I couldn’t have asked for more obvious data to land in my lap to support my argument that people want to understand what is going on.  And even though Dooce gets 100,000 readers a day, most of the 311,000,000  inhabitants of the US do not read her blog.  So what happens when you need someone to discuss her separation with? There are probably not enough people in your face-to-face world to figure it out with.
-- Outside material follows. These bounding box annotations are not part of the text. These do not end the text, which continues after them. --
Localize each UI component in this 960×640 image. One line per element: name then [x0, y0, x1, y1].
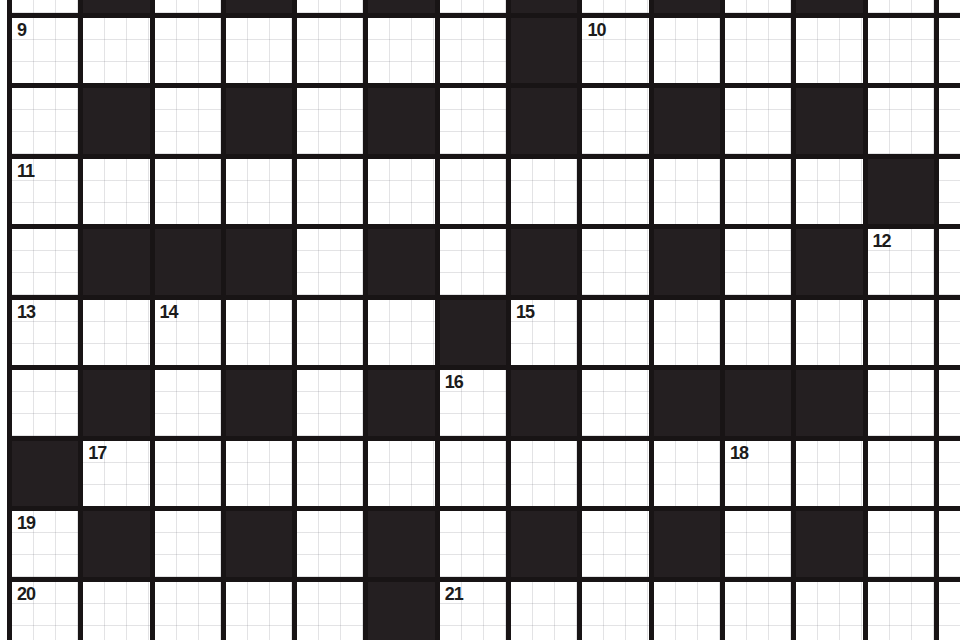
white-square[interactable] [939, 0, 960, 13]
black-square [226, 370, 292, 436]
black-square [654, 511, 720, 577]
black-square [368, 0, 434, 13]
white-square[interactable]: 19 [12, 511, 78, 577]
clue-number-13: 13 [17, 303, 35, 321]
white-square[interactable] [511, 159, 577, 225]
white-square[interactable] [725, 0, 791, 13]
white-square[interactable] [297, 582, 363, 640]
black-square [796, 229, 862, 295]
white-square[interactable] [12, 229, 78, 295]
white-square[interactable] [725, 18, 791, 84]
white-square[interactable] [725, 511, 791, 577]
white-square[interactable] [297, 511, 363, 577]
clue-number-10: 10 [587, 21, 605, 39]
crossword-grid: 9101112131415161718192021 [7, 0, 960, 640]
white-square[interactable] [440, 18, 506, 84]
black-square [83, 370, 149, 436]
white-square[interactable] [155, 0, 221, 13]
white-square[interactable] [939, 159, 960, 225]
white-square[interactable] [368, 159, 434, 225]
black-square [511, 18, 577, 84]
white-square[interactable] [297, 300, 363, 366]
black-square [796, 511, 862, 577]
white-square[interactable]: 11 [12, 159, 78, 225]
white-square[interactable] [868, 88, 934, 154]
white-square[interactable] [226, 582, 292, 640]
black-square [368, 511, 434, 577]
black-square [368, 582, 434, 640]
black-square [511, 511, 577, 577]
black-square [868, 159, 934, 225]
white-square[interactable] [83, 300, 149, 366]
white-square[interactable] [654, 441, 720, 507]
white-square[interactable] [83, 18, 149, 84]
white-square[interactable] [582, 88, 648, 154]
white-square[interactable] [654, 300, 720, 366]
black-square [654, 88, 720, 154]
white-square[interactable] [226, 18, 292, 84]
white-square[interactable] [226, 159, 292, 225]
black-square [440, 300, 506, 366]
white-square[interactable] [868, 370, 934, 436]
white-square[interactable] [725, 582, 791, 640]
black-square [511, 370, 577, 436]
white-square[interactable] [440, 511, 506, 577]
white-square[interactable] [725, 229, 791, 295]
white-square[interactable] [155, 582, 221, 640]
black-square [796, 0, 862, 13]
black-square [226, 229, 292, 295]
white-square[interactable] [868, 0, 934, 13]
white-square[interactable] [511, 441, 577, 507]
white-square[interactable] [226, 300, 292, 366]
white-square[interactable] [83, 582, 149, 640]
white-square[interactable] [297, 370, 363, 436]
white-square[interactable] [582, 300, 648, 366]
white-square[interactable] [297, 229, 363, 295]
white-square[interactable] [440, 88, 506, 154]
white-square[interactable] [155, 159, 221, 225]
white-square[interactable] [654, 582, 720, 640]
white-square[interactable] [297, 88, 363, 154]
white-square[interactable] [155, 18, 221, 84]
black-square [511, 229, 577, 295]
black-square [83, 0, 149, 13]
black-square [155, 229, 221, 295]
white-square[interactable] [582, 0, 648, 13]
white-square[interactable]: 20 [12, 582, 78, 640]
white-square[interactable] [155, 370, 221, 436]
white-square[interactable] [297, 18, 363, 84]
black-square [368, 88, 434, 154]
white-square[interactable] [368, 300, 434, 366]
clue-number-14: 14 [160, 303, 178, 321]
white-square[interactable] [939, 370, 960, 436]
white-square[interactable]: 13 [12, 300, 78, 366]
black-square [226, 511, 292, 577]
black-square [796, 88, 862, 154]
black-square [511, 88, 577, 154]
white-square[interactable] [368, 441, 434, 507]
white-square[interactable] [297, 441, 363, 507]
white-square[interactable] [654, 18, 720, 84]
black-square [12, 441, 78, 507]
white-square[interactable] [796, 441, 862, 507]
white-square[interactable] [939, 88, 960, 154]
white-square[interactable] [939, 511, 960, 577]
white-square[interactable] [725, 300, 791, 366]
white-square[interactable]: 18 [725, 441, 791, 507]
white-square[interactable]: 9 [12, 18, 78, 84]
white-square[interactable] [868, 511, 934, 577]
white-square[interactable] [12, 88, 78, 154]
white-square[interactable] [226, 441, 292, 507]
white-square[interactable] [440, 159, 506, 225]
black-square [83, 511, 149, 577]
black-square [511, 0, 577, 13]
white-square[interactable]: 10 [582, 18, 648, 84]
white-square[interactable] [796, 18, 862, 84]
black-square [83, 88, 149, 154]
clue-number-15: 15 [516, 303, 534, 321]
white-square[interactable] [939, 300, 960, 366]
white-square[interactable] [511, 582, 577, 640]
white-square[interactable] [582, 582, 648, 640]
white-square[interactable]: 15 [511, 300, 577, 366]
white-square[interactable] [939, 18, 960, 84]
white-square[interactable]: 17 [83, 441, 149, 507]
clue-number-16: 16 [445, 373, 463, 391]
white-square[interactable] [297, 159, 363, 225]
white-square[interactable] [868, 582, 934, 640]
white-square[interactable] [440, 441, 506, 507]
white-square[interactable] [868, 441, 934, 507]
white-square[interactable] [796, 159, 862, 225]
white-square[interactable] [155, 441, 221, 507]
black-square [725, 370, 791, 436]
white-square[interactable] [939, 229, 960, 295]
white-square[interactable] [582, 370, 648, 436]
white-square[interactable] [440, 229, 506, 295]
white-square[interactable] [796, 300, 862, 366]
clue-number-20: 20 [17, 585, 35, 603]
white-square[interactable] [582, 511, 648, 577]
white-square[interactable] [155, 511, 221, 577]
black-square [226, 0, 292, 13]
white-square[interactable]: 16 [440, 370, 506, 436]
white-square[interactable] [582, 159, 648, 225]
white-square[interactable] [155, 88, 221, 154]
white-square[interactable] [582, 441, 648, 507]
white-square[interactable] [12, 370, 78, 436]
white-square[interactable]: 12 [868, 229, 934, 295]
clue-number-11: 11 [17, 162, 34, 180]
white-square[interactable] [83, 159, 149, 225]
white-square[interactable] [440, 0, 506, 13]
white-square[interactable] [297, 0, 363, 13]
white-square[interactable] [12, 0, 78, 13]
white-square[interactable] [368, 18, 434, 84]
white-square[interactable] [654, 159, 720, 225]
clue-number-9: 9 [17, 21, 26, 39]
white-square[interactable] [939, 582, 960, 640]
black-square [83, 229, 149, 295]
black-square [368, 229, 434, 295]
black-square [654, 0, 720, 13]
black-square [654, 370, 720, 436]
black-square [654, 229, 720, 295]
crossword-screenshot: 9101112131415161718192021 [0, 0, 960, 640]
black-square [796, 370, 862, 436]
white-square[interactable] [868, 300, 934, 366]
black-square [368, 370, 434, 436]
white-square[interactable]: 21 [440, 582, 506, 640]
white-square[interactable] [582, 229, 648, 295]
white-square[interactable] [725, 159, 791, 225]
clue-number-18: 18 [730, 444, 748, 462]
white-square[interactable] [939, 441, 960, 507]
white-square[interactable] [725, 88, 791, 154]
clue-number-12: 12 [873, 232, 891, 250]
white-square[interactable]: 14 [155, 300, 221, 366]
white-square[interactable] [796, 582, 862, 640]
white-square[interactable] [868, 18, 934, 84]
black-square [226, 88, 292, 154]
clue-number-17: 17 [88, 444, 106, 462]
clue-number-19: 19 [17, 514, 35, 532]
clue-number-21: 21 [445, 585, 463, 603]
I don’t think any of the people who ended up on my blog read the news and then immediately googled for information about Dooce.

 

Instead, I think her readers pondered her situation, worried about health, and were curious about why.  I would say it caused enough internal tension that that folks said “What the heck?” and googled.  Did they think they’d find an answer?  No.  Does Dooce or Jon keep a secret blog they could find and read?  No!  But did they think they might find someone else discussing what is going on?  Yes. 700 folks, and that is not counting the 1000 or so hits I got from Slate and Sheknows.  Wow.

 

I have no data to support my google-as-sensemaking argument, but it’s a plausible explanation.  Your plausible explanations are welcome, too, including the tendency to seek information from the same medium by which we are used to receiving it.   (And I need to blog about the “hate readers” because it suggests to me a couple of  a really interesting study should some psychologist or comm scholar want to study it)

 

I planned on blogging about this two weeks ago, soon after my last post.  But then my son got sick–apparently, really sick–and had to be hospitalized.  That has relevance here because of the socio-emotional and material support I received through posting about it on Facebook.  I hate to self-cite, but that article I wrote with Tom Horan ages ago proposed that online groups can increase social capital (through networks, norms, and trust) when online networks overlap with face-to-face networks.

 

That paper did not anticipate social networking technologies like Facebook, and the egocentric communities that develop from them, like Barry Wellman did.   But I think our paper did anticipate how online interactions move offline and provide real, material support–like the meals, snacks and activities quietly delivered to our house and our hospital room.  That was important to us and similar to the sorts of support Rheingold first talked about on the WELL.

 

I think, however, our paper underestimated the importance of the online support to folks in a needy state.  Hampton et al’s (2012) new report says that people get more than they give on Facebook.  A “like” is a pretty simple button to click on someone’s status update.  But when 45 people like my status update that we are getting out of the hospital?  That has real and significant meaning to me.  I think there are plenty of research opportunities out there for us to figure out why that is so powerful.

 

And I don’t think anyone has fully theorized or studied about when those offline and online communication media start to overlap.  When a colleague says “Thank you for status updates.  I really wanted to know how it was going and it was important to me.”  And when multiple friends say “HEY! That idea for a bar in a hospital? You are definitely on to something!”  The conversation seems to start up quickly and get deep in my experiences when the offline and online overlap.  It would be worth seeing how online/offline communication processes merge and when they don’t.

 

Lots of studies I can see here.  Lots of sense to be made.  Lots of gratitude and connection to be felt.